[Tuxaloosa] Open-source personal finance recommendations?
Robby Workman
rworkman at tuxaloosa.org
Wed Dec 29 15:13:36 UTC 2010
On Wed, 29 Dec 2010 08:50:29 -0600
Cameron Purvis <cameron.purvis at gmail.com> wrote:
> Hope everyone had a good holiday experience - sufficient quality and
> quantity food... :)
Probably too much in both areas... ;-)
> * GNUcash is the knee-jerk answer for OSS personal accounting. It
> uses a different mental model from Quicken, and I may be too stupid to
> use it. GNUcash looks like an awesome accounting app but may be
> overkill. Still, maybe it's time to cowboy up and learn it?
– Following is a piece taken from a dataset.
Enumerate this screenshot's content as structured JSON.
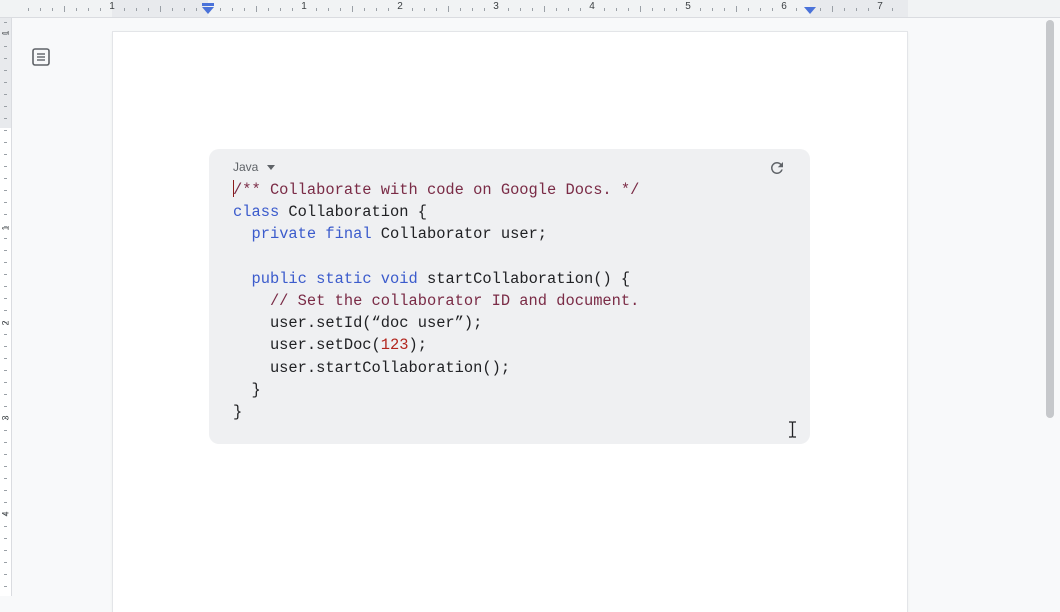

For those six of us ;-) still using a distribution that doesn't ship
gnome, gnucash is a sadistic bitch to build. Therefore, it's out of
the question for *me* personally.
> * Moneydance - non OSS but I tried this ages ago. Kind of like
> Quicken's dumb cousin.
I've been using this since 2004. I like it - don't get me wrong -
but the "keeper" feature of moneydance is the cross-platform
nature. My wife insists on using Windows, and while I would like
for her to use linux, I like for her to use *me* much more, so
therefore she gets to use Windows. I, on the other hand, obviously
use linux. Moneydance offers a consistent interface on both of
those, but more importantly, we can each work with the same data
file (though not at the same time) over NFS/CIFS from the LAN's
file server.
I bought Moneydance in 2004 for $35, and the next time I was
required to pay was last year, and I got a half-price discount
because I was upgrading.
> Who uses any of these? Do you have any others?
There's also KMyMoney, but I've not used it.